Per rimanere in tema, va da sé che se Celeste Grossi fosse la candidata della Lega, con un cognome del genere ci sarebbe da andare a nozze. Ci si sarebbe potuti sbilanciare anche in una maschia campagna comparativa. Ma qui siamo proprio sul fronte opposto, per quanto non meno propenso ad accendere i toni. Per questo vedrei una scritta cubitale, rossa fiammante, bella aggressiva: GRRROSSI, LA CITTA’ CHE RUGGISCE.

E poi c’è l’ultimo arrivato, Francesco Scopelliti, Como Futura, Giovane Como. Qui la faccenda è semplice: puntare tutto sul nome proprio. Tralascerei tutto il resto per concentrarmi sul fulgido significato che quel nome oggi può evocare. Solo il nome, anche per esorcizzare l’imbarazzo di essere scambiato per il più noto fratello Giuseppe. Il manifesto? Il candidato di spalle con i figli al fianco, la cupola del duomo sullo sfondo, e una scritta gialla su bianco: VOTA PAPA’ FRANCESCO.

Ecco, mi sembra che abbiamo terminato.
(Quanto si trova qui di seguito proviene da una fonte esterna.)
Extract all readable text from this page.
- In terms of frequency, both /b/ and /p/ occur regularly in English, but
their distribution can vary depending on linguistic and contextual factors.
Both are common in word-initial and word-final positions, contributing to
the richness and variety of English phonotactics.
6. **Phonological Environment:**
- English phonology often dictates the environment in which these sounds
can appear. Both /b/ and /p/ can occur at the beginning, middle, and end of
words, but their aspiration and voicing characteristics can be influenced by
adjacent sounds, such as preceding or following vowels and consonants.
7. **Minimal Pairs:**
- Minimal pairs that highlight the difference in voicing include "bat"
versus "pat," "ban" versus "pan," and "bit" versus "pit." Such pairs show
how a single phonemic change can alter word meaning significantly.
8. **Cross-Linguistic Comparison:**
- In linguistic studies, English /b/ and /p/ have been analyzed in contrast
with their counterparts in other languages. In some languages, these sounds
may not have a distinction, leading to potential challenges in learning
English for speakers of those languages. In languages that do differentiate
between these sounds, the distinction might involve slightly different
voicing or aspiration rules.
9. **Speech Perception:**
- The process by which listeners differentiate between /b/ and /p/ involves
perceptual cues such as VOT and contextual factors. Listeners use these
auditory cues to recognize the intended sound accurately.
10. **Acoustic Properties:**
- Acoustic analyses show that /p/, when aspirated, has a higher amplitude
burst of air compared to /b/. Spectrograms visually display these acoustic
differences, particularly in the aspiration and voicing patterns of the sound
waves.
Si è fatto per scherzo, s’intende, un po’ per gioco, un po’ per affetto, ma che bello sarebbe se nelle prossime settimane ci fosse nell’aria, sui muri, in tv, su queste stesse pagine un po’ meno paura di sorridere di sé.

In fondo, di che aver paura? È a furia di star schisci che si rischia di sparire.